Some members of the British Parliament are also calling for an investigation into the events at Mazar-i-Sharif.

How the 25 November prison mutiny began is unclear. Some reports say a Chechen mercenary fighting with the Taliban exploded a hand grenade, killing himself and nearby soldiers from the Northern Alliance. Other reports say the arrival of two agents from the U.S. Central Intelligence Agency to interrogate foreign prisoners triggered the riot. Other reports cite the lack of security and of the misplaced trust of Northern Alliance troops, who did not properly search or confine the prisoners.

General Balkhi, a Northern Alliance commander responsible for the district where the prison is located, gave this description of what happened to RFE/RL's Persian Service: "On Sunday [25 November], during an interrogation of officers, they attacked the guards, took their weapons, and started the riot. There was shooting inside the building. There was an ammunition depot nearby, which they seized. Then large-scale fighting started, which lasted three days."

However it began, it soon escalated. The Northern Alliance, with the help of U.S. and British forces on the scene, counterattacked. U.S. warplanes bombed the prisoners as they took up positions in the fort. Northern Alliance troops used machine guns, rocket launchers, and tanks to subdue the rebellion. The riot was finally quashed yesterday (28 November). The first stories filed by journalists indicated how horrible the fighting had been.

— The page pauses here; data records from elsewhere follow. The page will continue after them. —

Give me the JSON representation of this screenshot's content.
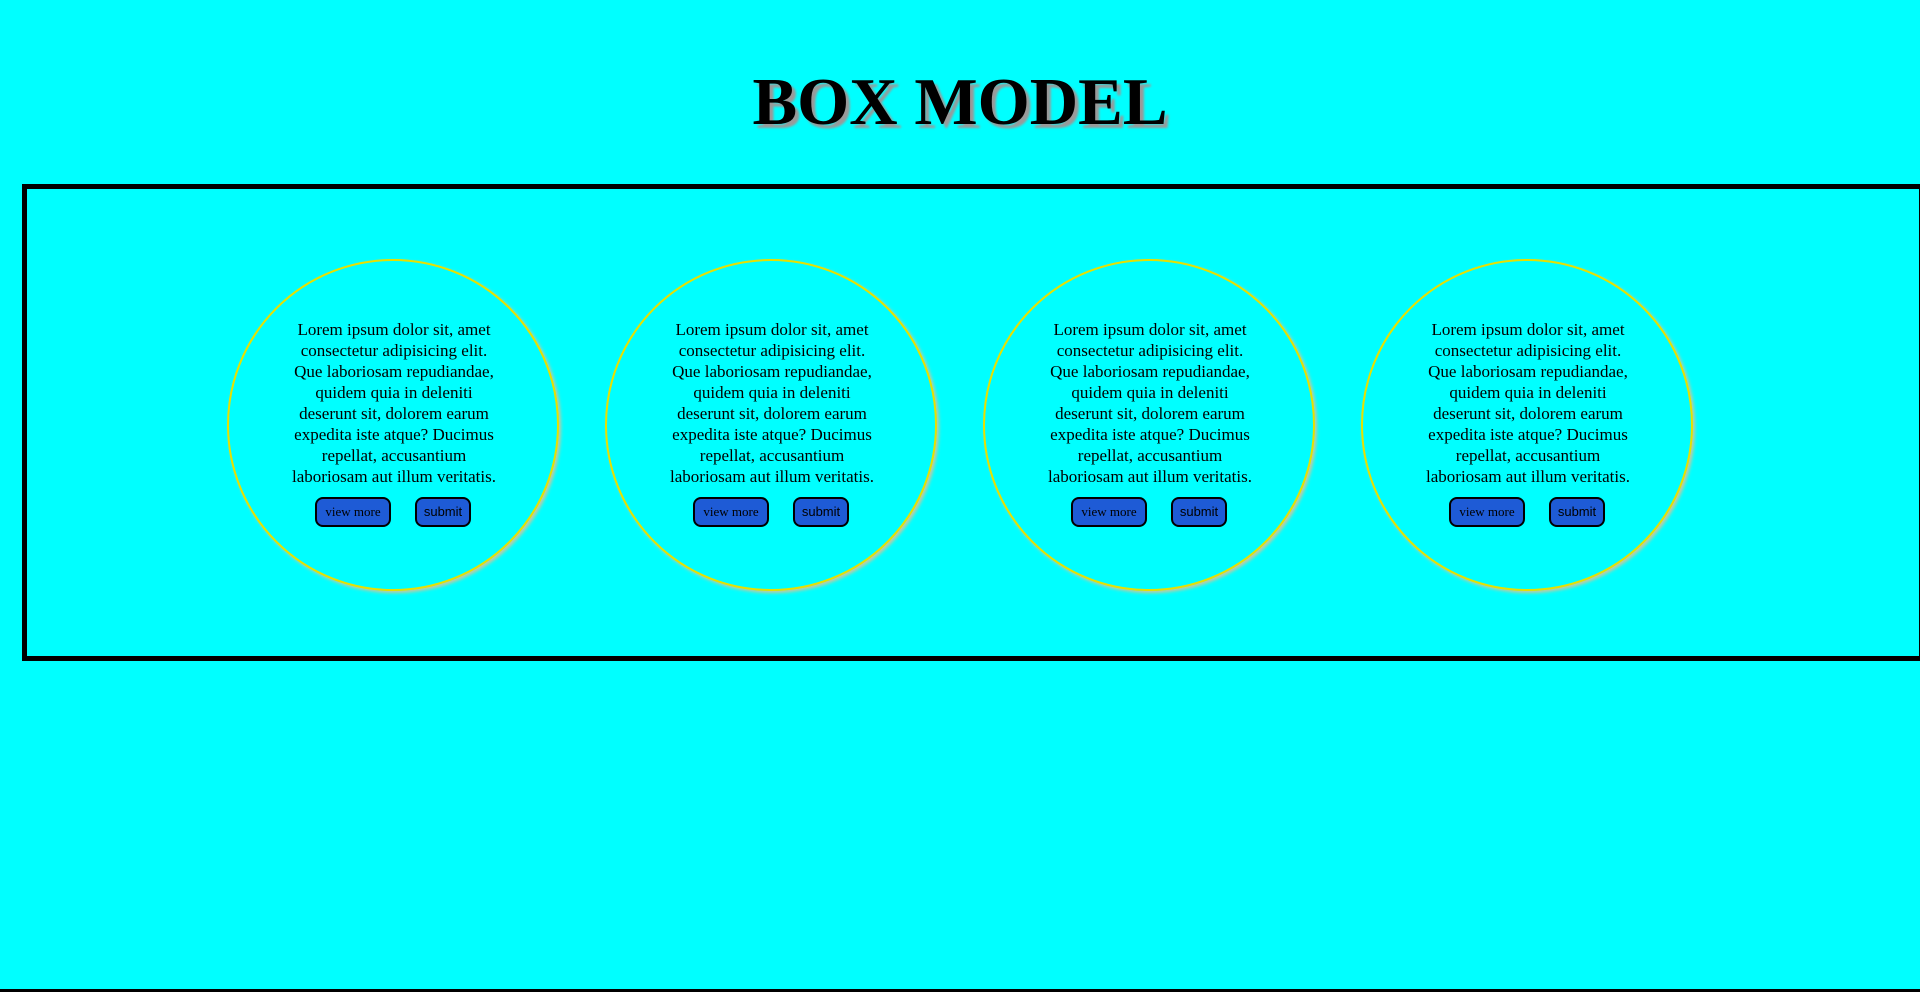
{
  "page": {
    "title": "BOX MODEL",
    "background_color": "#00ffff"
  },
  "cards": [
    {
      "text": "Lorem ipsum dolor sit, amet consectetur adipisicing elit. Que laboriosam repudiandae, quidem quia in deleniti deserunt sit, dolorem earum expedita iste atque? Ducimus repellat, accusantium laboriosam aut illum veritatis.",
      "view_more_label": "view more",
      "submit_label": "submit"
    },
    {
      "text": "Lorem ipsum dolor sit, amet consectetur adipisicing elit. Que laboriosam repudiandae, quidem quia in deleniti deserunt sit, dolorem earum expedita iste atque? Ducimus repellat, accusantium laboriosam aut illum veritatis.",
      "view_more_label": "view more",
      "submit_label": "submit"
    },
    {
      "text": "Lorem ipsum dolor sit, amet consectetur adipisicing elit. Que laboriosam repudiandae, quidem quia in deleniti deserunt sit, dolorem earum expedita iste atque? Ducimus repellat, accusantium laboriosam aut illum veritatis.",
      "view_more_label": "view more",
      "submit_label": "submit"
    },
    {
      "text": "Lorem ipsum dolor sit, amet consectetur adipisicing elit. Que laboriosam repudiandae, quidem quia in deleniti deserunt sit, dolorem earum expedita iste atque? Ducimus repellat, accusantium laboriosam aut illum veritatis.",
      "view_more_label": "view more",
      "submit_label": "submit"
    }
  ],
  "colors": {
    "frame_border": "#000000",
    "card_border": "#e8e000",
    "button_background": "#1e5bd6"
  }
}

Arenas said Amnesty International estimates at least 500 people were killed in the battle, most of them prisoners. The Northern Alliance, according to a local commander, General Abdul Rashid Dostum, lost about 40 soldiers in the fighting. The U.S. confirmed that a CIA agent was also killed.

General Balkhi said the Northern Alliance had little choice but to kill the rebellious prisoners, "They resisted until the end and were killed."

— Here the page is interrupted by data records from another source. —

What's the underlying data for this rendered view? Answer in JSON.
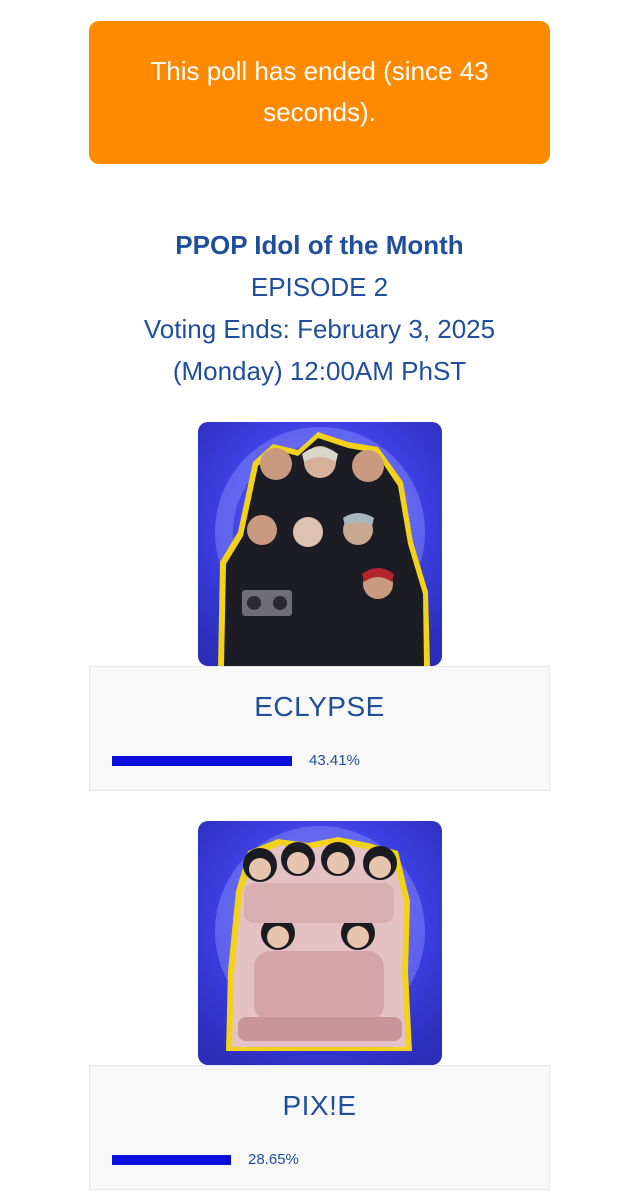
{
  "notice": {
    "text": "This poll has ended (since 43 seconds).",
    "color": "#ff8a00"
  },
  "header": {
    "title": "PPOP Idol of the Month",
    "episode": "EPISODE 2",
    "voting_ends": "Voting Ends: February 3, 2025",
    "time": "(Monday) 12:00AM PhST"
  },
  "candidates": [
    {
      "name": "ECLYPSE",
      "percent_label": "43.41%",
      "share": 0.4341,
      "photo": "group-photo-eclypse"
    },
    {
      "name": "PIX!E",
      "percent_label": "28.65%",
      "share": 0.2865,
      "photo": "group-photo-pixie"
    }
  ],
  "colors": {
    "accent_text": "#1f4e9c",
    "bar": "#0a10dc",
    "photo_bg": "#3b3fe0"
  }
}
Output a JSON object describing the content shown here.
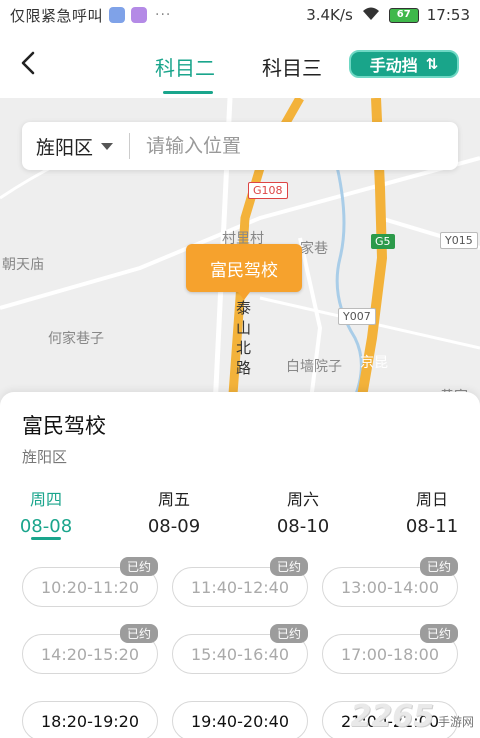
{
  "statusbar": {
    "carrier": "仅限紧急呼叫",
    "speed": "3.4K/s",
    "battery": "67",
    "time": "17:53"
  },
  "nav": {
    "tabs": [
      "科目二",
      "科目三"
    ],
    "active_tab": 0,
    "gear_button": "手动挡",
    "gear_symbol": "⇅"
  },
  "search": {
    "district": "旌阳区",
    "placeholder": "请输入位置"
  },
  "map": {
    "marker": "富民驾校",
    "labels": [
      "朝天庙",
      "村里村",
      "家巷",
      "何家巷子",
      "泰山北路",
      "白墙院子",
      "京昆",
      "黄家院"
    ],
    "badges": [
      "G108",
      "G5",
      "Y015",
      "Y007"
    ]
  },
  "school": {
    "name": "富民驾校",
    "district": "旌阳区"
  },
  "days": [
    {
      "weekday": "周四",
      "date": "08-08"
    },
    {
      "weekday": "周五",
      "date": "08-09"
    },
    {
      "weekday": "周六",
      "date": "08-10"
    },
    {
      "weekday": "周日",
      "date": "08-11"
    }
  ],
  "active_day": 0,
  "booked_label": "已约",
  "slots": [
    {
      "time": "10:20-11:20",
      "booked": true
    },
    {
      "time": "11:40-12:40",
      "booked": true
    },
    {
      "time": "13:00-14:00",
      "booked": true
    },
    {
      "time": "14:20-15:20",
      "booked": true
    },
    {
      "time": "15:40-16:40",
      "booked": true
    },
    {
      "time": "17:00-18:00",
      "booked": true
    },
    {
      "time": "18:20-19:20",
      "booked": false
    },
    {
      "time": "19:40-20:40",
      "booked": false
    },
    {
      "time": "21:00-22:00",
      "booked": false
    }
  ],
  "watermark": {
    "number": "2265",
    "text": "手游网"
  },
  "colors": {
    "accent": "#1aa58c",
    "marker": "#f6a22d",
    "booked_tag": "#9c9c9c"
  }
}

But images of the dead prisoners -- thought to be mainly Arabs, Pakistanis, and Chechens -- lying in fields as Northern Alliance troops walked by, kicking their corpses, have sparked concern about the way in which the war against terrorism in Afghanistan is being waged.

Equally disturbing are reports that some of the dead prisoners were found with their hands bound. There were also reports of bodies lined up on the ground, a possible indication they had been executed.

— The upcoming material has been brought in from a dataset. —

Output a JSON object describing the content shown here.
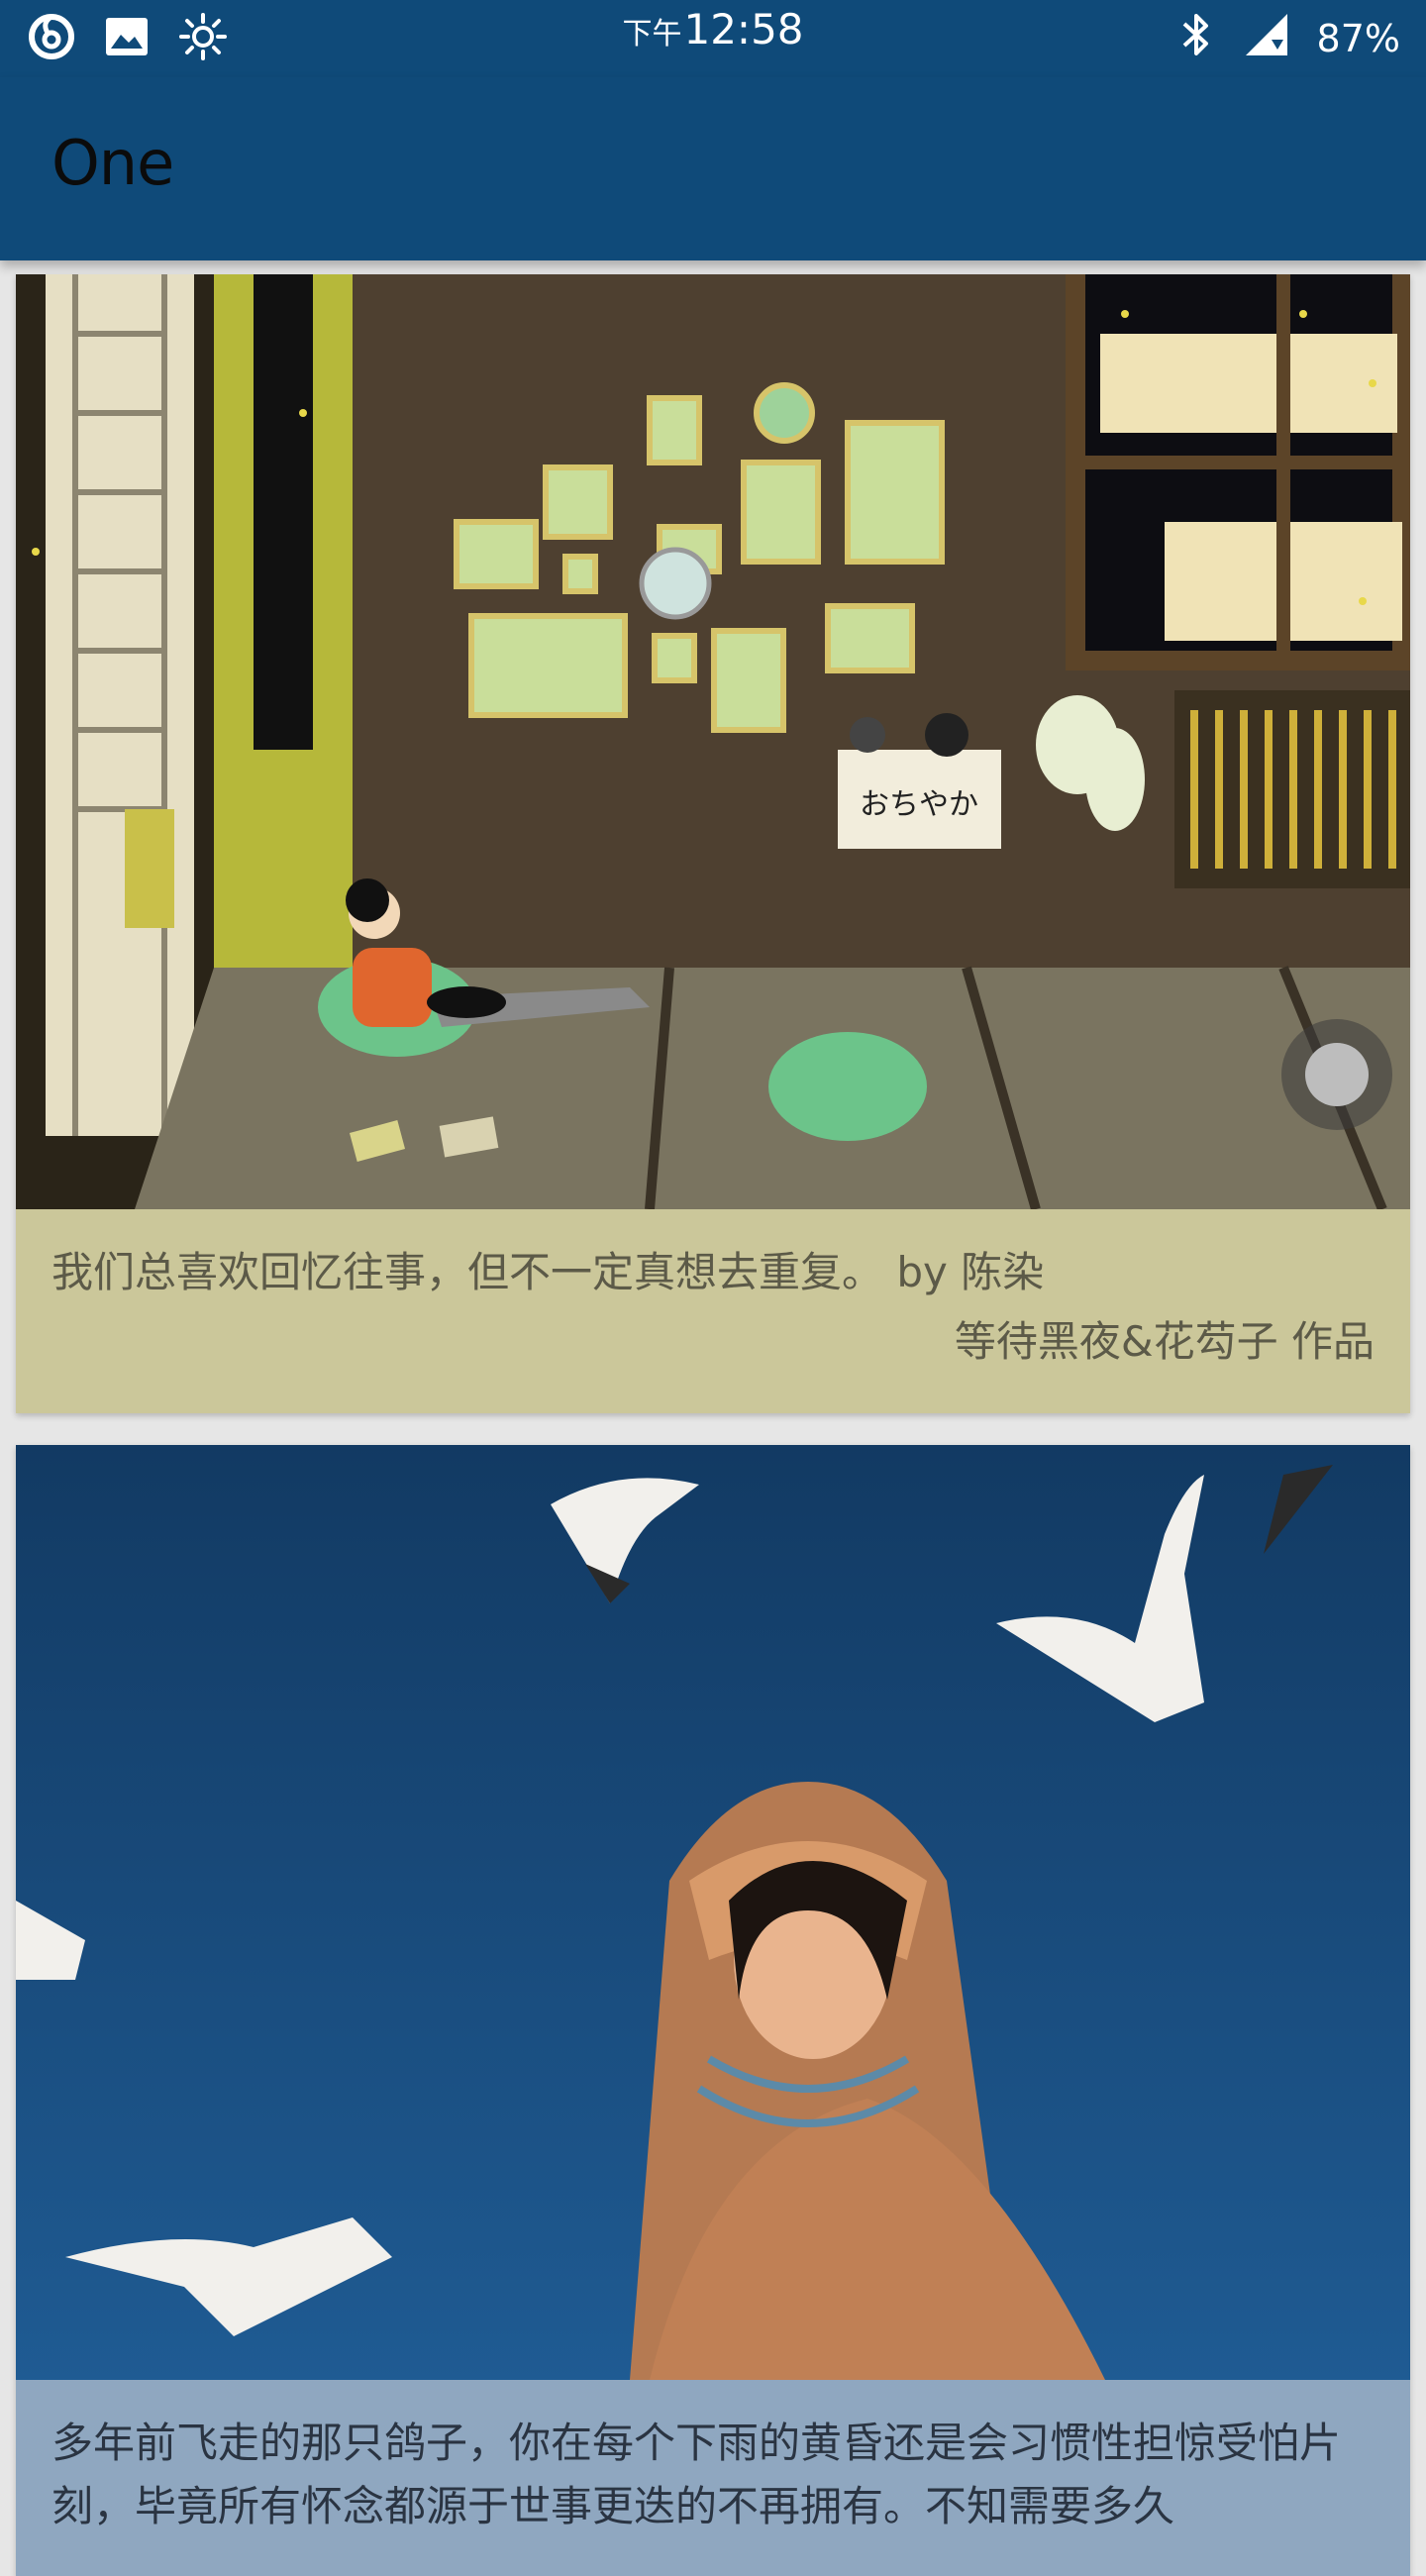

Taken as an isolated incident, the battle at the prison in Mazar-i-Sharif might have passed as an unfortunate occurrence in time of war. But Arenas of Amnesty International says there had already been concerns about the conditions that prisoners from Mazar-i-Sharif were being held under by the Northern Alliance, despite claims by Dostum that his troops had been treating the prisoners humanely before they rioted.

"We had images of people being held in containers, in very poor conditions, with limited access to food and water, and, indeed, medical care. The other thing is that this wasn't the first killing that has been reported. In fact, we've heard constant reports of killings by the Northern Alliance."

One of those reports came from the Afghan town of Takhtapul, between Kandahar and the Pakistani border, where last week a Pashtun tribal group, reportedly with American soldiers present, killed some 160 Taliban fighters. Both the Western news agency Reuters and the Russian news agency Itar-Tass reported the killings, quoting an unnamed field commander as saying Taliban troops had first been given the chance to surrender before a decision was reportedly made to kill them. The report has not been confirmed.

Back in Mazar-i-Sharif, workers from the International Red Cross were busy today gathering the bodies of the pro-Taliban prisoners for burial. The full story of what happened during the prison riot may never be fully known. But the Northern Alliance did say today that it will allow Amnesty International to investigate. Spokesman Mohammad Habeel said in Kabul that there will be "no hindrance" to the investigation.